From Life of Johnson. Arriving in London from Edinburgh in 1762, Boswell, then in his early twenties, soon met and befriended Samuel Johnson, who was a prominent essayist, poet, and lexicographer in his fifties. Boswell’s account of Johnson and his own journals, the latter only rediscovered in the twentieth century, form his unique contribution to the world of letters. His Life was published in two volumes in 1791, seven years after its subject had died at the age of seventy-five.
Boswell: We must be contented to acknowledge that death is a terrible thing.
Johnson: Yes, sir. I have made no approaches to a state which can look on it as not terrible.

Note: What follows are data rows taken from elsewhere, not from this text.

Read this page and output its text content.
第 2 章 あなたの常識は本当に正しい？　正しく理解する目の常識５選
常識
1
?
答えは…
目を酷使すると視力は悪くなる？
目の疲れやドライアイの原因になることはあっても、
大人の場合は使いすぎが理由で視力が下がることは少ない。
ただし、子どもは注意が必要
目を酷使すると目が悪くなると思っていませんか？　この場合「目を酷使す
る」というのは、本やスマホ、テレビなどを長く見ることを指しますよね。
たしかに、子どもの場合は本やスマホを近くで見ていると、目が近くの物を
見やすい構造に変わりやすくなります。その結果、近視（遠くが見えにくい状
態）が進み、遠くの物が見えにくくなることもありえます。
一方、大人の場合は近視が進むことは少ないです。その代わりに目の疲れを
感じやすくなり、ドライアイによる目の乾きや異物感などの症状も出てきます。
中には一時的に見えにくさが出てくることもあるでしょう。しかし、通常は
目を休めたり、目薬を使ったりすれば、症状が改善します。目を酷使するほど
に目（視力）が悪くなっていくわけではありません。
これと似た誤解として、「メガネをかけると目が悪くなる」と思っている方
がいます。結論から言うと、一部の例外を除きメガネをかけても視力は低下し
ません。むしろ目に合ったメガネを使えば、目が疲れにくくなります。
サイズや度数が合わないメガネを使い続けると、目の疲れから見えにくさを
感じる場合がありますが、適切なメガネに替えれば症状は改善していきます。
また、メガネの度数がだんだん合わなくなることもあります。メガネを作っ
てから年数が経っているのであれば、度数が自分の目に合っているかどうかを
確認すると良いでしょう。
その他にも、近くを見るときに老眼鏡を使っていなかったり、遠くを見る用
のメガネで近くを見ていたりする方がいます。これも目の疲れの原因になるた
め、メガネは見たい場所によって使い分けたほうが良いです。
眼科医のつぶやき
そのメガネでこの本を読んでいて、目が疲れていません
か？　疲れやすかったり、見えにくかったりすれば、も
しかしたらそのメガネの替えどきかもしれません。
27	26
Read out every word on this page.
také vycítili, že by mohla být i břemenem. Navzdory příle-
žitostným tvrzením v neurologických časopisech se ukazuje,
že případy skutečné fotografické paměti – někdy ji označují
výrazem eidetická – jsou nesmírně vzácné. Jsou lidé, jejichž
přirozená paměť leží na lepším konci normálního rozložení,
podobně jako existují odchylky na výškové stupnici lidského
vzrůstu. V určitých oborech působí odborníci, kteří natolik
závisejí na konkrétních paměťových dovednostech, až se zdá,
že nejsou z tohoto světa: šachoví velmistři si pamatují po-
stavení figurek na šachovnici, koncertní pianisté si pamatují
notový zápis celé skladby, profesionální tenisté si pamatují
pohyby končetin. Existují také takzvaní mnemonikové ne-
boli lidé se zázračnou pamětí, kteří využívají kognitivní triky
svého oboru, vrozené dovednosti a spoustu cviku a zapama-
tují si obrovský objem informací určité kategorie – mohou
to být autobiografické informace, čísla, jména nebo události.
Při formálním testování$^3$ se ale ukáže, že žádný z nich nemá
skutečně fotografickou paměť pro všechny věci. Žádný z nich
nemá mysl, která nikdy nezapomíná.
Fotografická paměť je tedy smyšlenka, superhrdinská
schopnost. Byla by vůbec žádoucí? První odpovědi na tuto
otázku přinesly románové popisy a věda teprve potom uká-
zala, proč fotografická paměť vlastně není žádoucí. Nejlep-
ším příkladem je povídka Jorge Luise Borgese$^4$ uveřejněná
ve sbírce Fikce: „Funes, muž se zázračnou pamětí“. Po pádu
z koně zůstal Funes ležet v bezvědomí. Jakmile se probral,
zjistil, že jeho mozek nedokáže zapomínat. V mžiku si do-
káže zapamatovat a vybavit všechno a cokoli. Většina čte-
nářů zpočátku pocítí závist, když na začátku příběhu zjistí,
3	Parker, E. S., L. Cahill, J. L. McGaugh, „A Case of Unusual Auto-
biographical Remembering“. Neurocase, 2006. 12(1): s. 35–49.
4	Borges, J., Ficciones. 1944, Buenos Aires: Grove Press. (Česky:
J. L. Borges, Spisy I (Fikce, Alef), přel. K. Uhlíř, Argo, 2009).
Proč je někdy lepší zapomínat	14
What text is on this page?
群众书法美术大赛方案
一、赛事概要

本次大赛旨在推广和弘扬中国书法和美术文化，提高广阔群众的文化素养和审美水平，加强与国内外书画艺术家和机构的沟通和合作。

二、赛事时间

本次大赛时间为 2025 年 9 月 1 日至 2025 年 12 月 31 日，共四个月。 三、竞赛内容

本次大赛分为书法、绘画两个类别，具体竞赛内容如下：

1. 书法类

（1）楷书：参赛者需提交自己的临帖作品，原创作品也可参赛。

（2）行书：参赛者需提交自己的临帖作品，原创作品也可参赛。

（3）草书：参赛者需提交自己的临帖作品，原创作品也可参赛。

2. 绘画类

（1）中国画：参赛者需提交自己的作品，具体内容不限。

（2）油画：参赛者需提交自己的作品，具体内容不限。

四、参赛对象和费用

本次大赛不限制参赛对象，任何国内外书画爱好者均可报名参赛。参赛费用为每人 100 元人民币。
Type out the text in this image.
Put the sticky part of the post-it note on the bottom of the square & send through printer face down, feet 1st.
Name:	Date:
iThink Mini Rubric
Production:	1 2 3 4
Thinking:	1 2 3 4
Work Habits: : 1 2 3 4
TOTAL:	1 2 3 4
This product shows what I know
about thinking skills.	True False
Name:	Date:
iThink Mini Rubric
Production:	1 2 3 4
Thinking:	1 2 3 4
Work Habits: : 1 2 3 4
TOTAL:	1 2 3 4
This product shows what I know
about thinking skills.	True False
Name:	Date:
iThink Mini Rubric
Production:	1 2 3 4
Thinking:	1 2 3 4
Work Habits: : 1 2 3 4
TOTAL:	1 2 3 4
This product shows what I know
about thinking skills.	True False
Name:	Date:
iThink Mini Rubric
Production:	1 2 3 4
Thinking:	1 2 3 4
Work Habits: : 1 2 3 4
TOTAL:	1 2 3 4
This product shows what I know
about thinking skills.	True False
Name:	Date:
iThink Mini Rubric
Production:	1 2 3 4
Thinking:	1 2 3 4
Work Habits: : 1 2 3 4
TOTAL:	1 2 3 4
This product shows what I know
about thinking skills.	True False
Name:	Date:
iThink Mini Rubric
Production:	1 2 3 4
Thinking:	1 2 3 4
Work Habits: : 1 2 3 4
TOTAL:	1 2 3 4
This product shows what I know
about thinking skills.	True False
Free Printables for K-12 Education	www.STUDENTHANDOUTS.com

Mrs. Knowles: Does not St. Paul say, “I have fought the good fight of faith, I have finished my course; henceforth is laid up for me a crown of life”?
Johnson: Yes, madam, but here was a man inspired, a man who had been converted by supernatural interposition.
Boswell: In prospect death is dreadful, but in fact we find that people die easy.
Johnson: Why, sir, most people have not thought much of the matter, so cannot say much, and it is supposed they die easy. Few believe it certain they are then to die, and those who do set themselves to behave with resolution, as a man does who is going to be hanged—he is not the less unwilling to be hanged.
Ms. Seward: There is one mode of the fear of death, which is certainly absurd: and that is the dread of annihilation, which is only a pleasing sleep without a dream.
Johnson: It is neither pleasing, nor sleep; it is nothing. Now mere existence is so much better than nothing that one would rather exist, even in pain, than not exist.
Boswell: If annihilation be nothing, then existing in pain is not a comparative state, but is a positive evil which I cannot think we should choose. I must be allowed to differ here, and it would lessen the hope of a future state founded on the argument that the Supreme Being, who is good as he is great, will hereafter compensate for our present sufferings in this life. For if existence, such as we have it here, be comparatively a good, we have no reason to complain, though no more of it should be given to us. But if our only state of existence were in this world, then we might with some reason complain that we are so dissatisfied with our enjoyments compared with our desires.
Johnson: The lady confounds annihilation, which is nothing, with the apprehension of it, which is dreadful. It is in the apprehension of it that the horror of annihilation consists.